Review: Stones of Light (Threadlight #2) by Zack Argyle

Rating: 8.5/10


The coreseal is shattered and a new darkness is coming.

Chrys swore to never again let the Apogee take control but, in a moment of desperation, he gave in. Now, he will learn what the Apogee truly wants.

In Alchea, Laurel will do anything to get her threadlight back, even if it means working for the leader of the Bloodthieves. But she has no choice…a life without threadlight is no life at all.

To the west, Alverax travels with the Zeda people to the large port city of Felia, where they seek refuge after the fires in the Fairenwild. But he shattered the coreseal, and no one quite knows what the consequences will be. They only know it won’t be good.

Together, they doomed the world…now, they must save it.


Stones of Light by Zack Argyle is the sequel to 2020’s Voice of War and the second release in the author’s Threadlight series. I encourage you to read my review of Voice of War here, as I was impressed with Argyle’s ability to write relatable characters and intriguing, interweaving plot lines while still holding the main thread tight. And if book 1 is was an impressive debut, book 2 is where the author demonstrates his writing chops.

You and I walk a different path than most, and it will require us to change in uncomfortable ways.

I am starting with this quote because, in my opinion, it is a running theme in Stones of Light. While the main characters remain the same (Chrys, Laurel, Alverax), they all grow quite a bit from the first page of Voice of War to the last page of Stones of Light. They experience so much as their world has been completely upended, and each has had to make really tough choices just about every step of the way. It oftentimes feels as though they do not control their own fates, and the events of the world pull them along. That does not necessarily mean they are helpless, but what it does mean is that almost every situation is life or death for them or someone they love and that constant tension is the driving force of this series.

As sequels go, Argyle also does a really good job of introducing new characters and expanding on minor roles from the first book, as well. Willow and Alabella get more page time, which are phenomenal choices for expansion. Both have really interesting backstories and motivations, and to be able to add more of them to the experience of this book is definitely improvement. There are other very important characters that come to light, too, but I am disinclined to speak more on it for fear of spoiling parts of the story. I will say that I thought the way the character set was expanded upon in the second book was a boon for the series and sets up the next book quite nicely.

‘Just take it easy,’ Alabella said. ‘Every rose begins a bud.’

Barrick snorted. ‘As long as I don’t end up with a thorn in my arse.’

I did not mention this in my first review, but another hat tip to Argyle’s writing is the dialogue. I often find dialogue the most difficult part of a story to get right. There are so many elements that go into every single line: tone, personality, history, how it fits into the character’s storyline, fit in the overall story, as well, does it say too much, does it say too little, etc. The dialogue in this series has been spot on, for the most part. Each character’s voice is very distinct, and it is witty, smart, and really well-balanced overall.

I’ve seen plenty of good men turn sour when the sun sets.

I did talk about this a little bit, already, but I want to expand on the thought because it is so important.

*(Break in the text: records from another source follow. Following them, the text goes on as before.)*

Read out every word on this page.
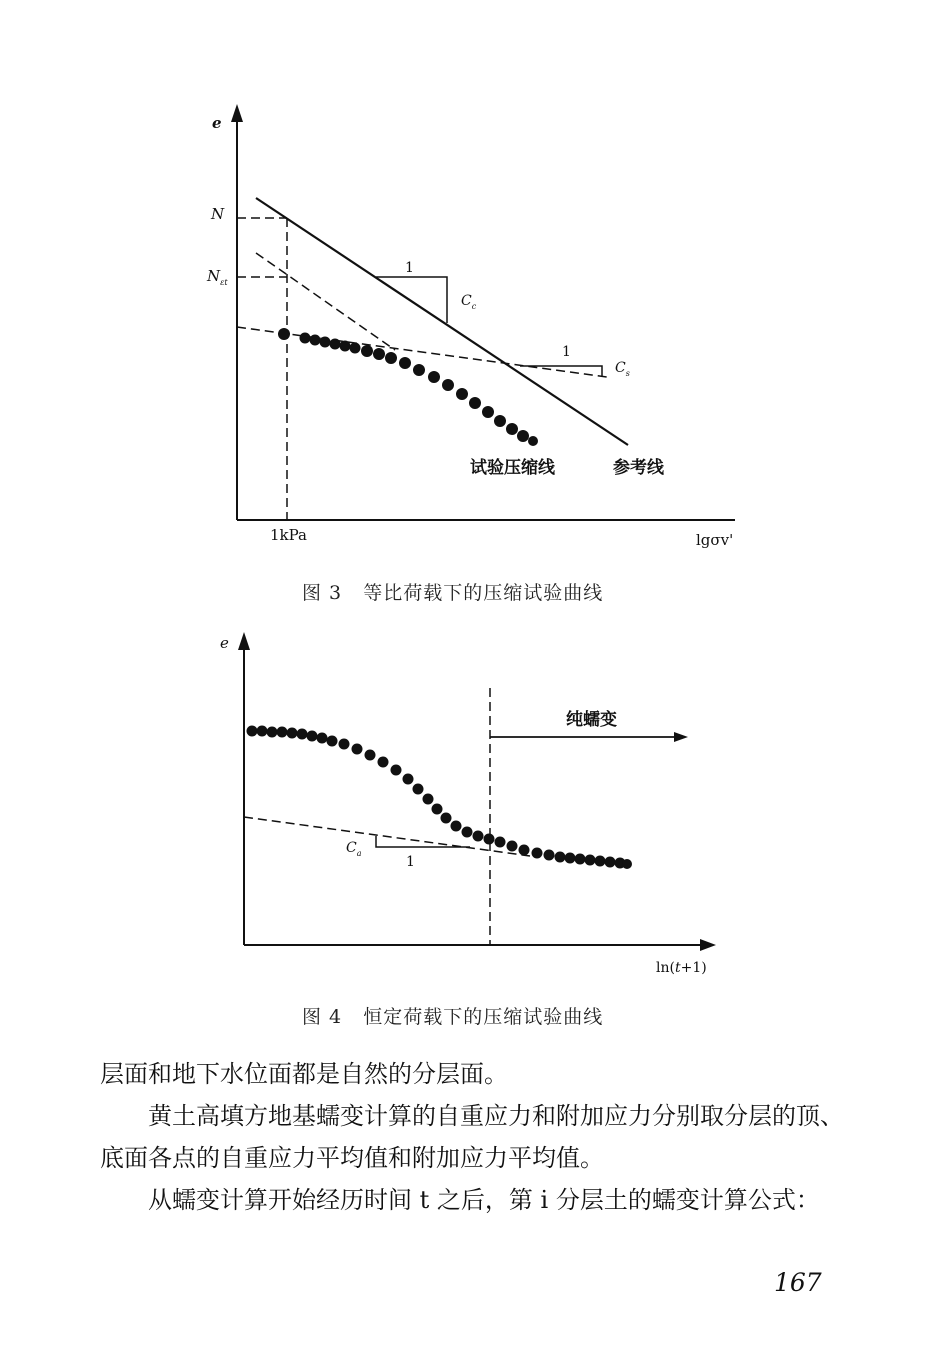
e
lgσv'
1kPa
N
$N_{\varepsilon t}$
1
$C_c$
1
$C_s$
试验压缩线	参考线
图 3   等比荷载下的压缩试验曲线
e
ln(t+1)
纯蠕变
$C_a$
1
图 4   恒定荷载下的压缩试验曲线
层面和地下水位面都是自然的分层面。
黄土高填方地基蠕变计算的自重应力和附加应力分别取分层的顶、底面各点的自重应力平均值和附加应力平均值。
从蠕变计算开始经历时间 t 之后，第 i 分层土的蠕变计算公式：
167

One aspect I look for in a second book of a series is for the plot to step up its game. It needs to get bigger, better, and more in-depth if it is going to keep my interest; and I was happy to see that is exactly what the author did with Stones of Light. Voice of War was a really good introduction to the storylines that are ongoing in the sequel, as well, but Stones of Light gives us more. The stake are higher, the magic is stronger and more sophisticated, the heroes are more powerful, the villains more evil. The tension-building elements are more intense in book 2, and with more suspense comes bigger and more satisfying payoffs. The book ends in a great spot, too, and left me very much anticipating what is going to happen in book 3. The narrative is heading in an epic direction, and I am really excited about it.

We become what the world believes we are.

I guess we will see about that in the third book, won’t we?

I do not want to end things without at least mentioning the world building. There was not a ton of it in Voice of War, and book 2 is no different. The reader does learn more about the world Argyle has created, and there is expansion on the setting. Just not a lot. I will say the pieces of the world the reader does get access to in detail are really important to the story. The minimalist approach to world building seems to be working well in this series, and I am good with that.

I did question some of the characters’ decision-making at points. As an example, there is a scene where someone is given the choice to jump down a hole to, in effect, commit suicide. The character decides not to do this but try to fight their way out of the predicament. A few pages later this same character decides jumping down the previously-mentioned hole is their best chance for survival. I think this points to some inconsistent decision-making on the part of the characters at points. At the same time, it is easy to criticize someone else’s choices when their life is constantly on the line – so we can forgive them their transgressions, I am sure.

Zack Argyle continues to impress. Voice of War was a really good debut, and Stones of Light is even better. I am definitely looking forward to the third and final book in the Threadlight trilogy. This series continues to get my recommendation for fans of fantasy.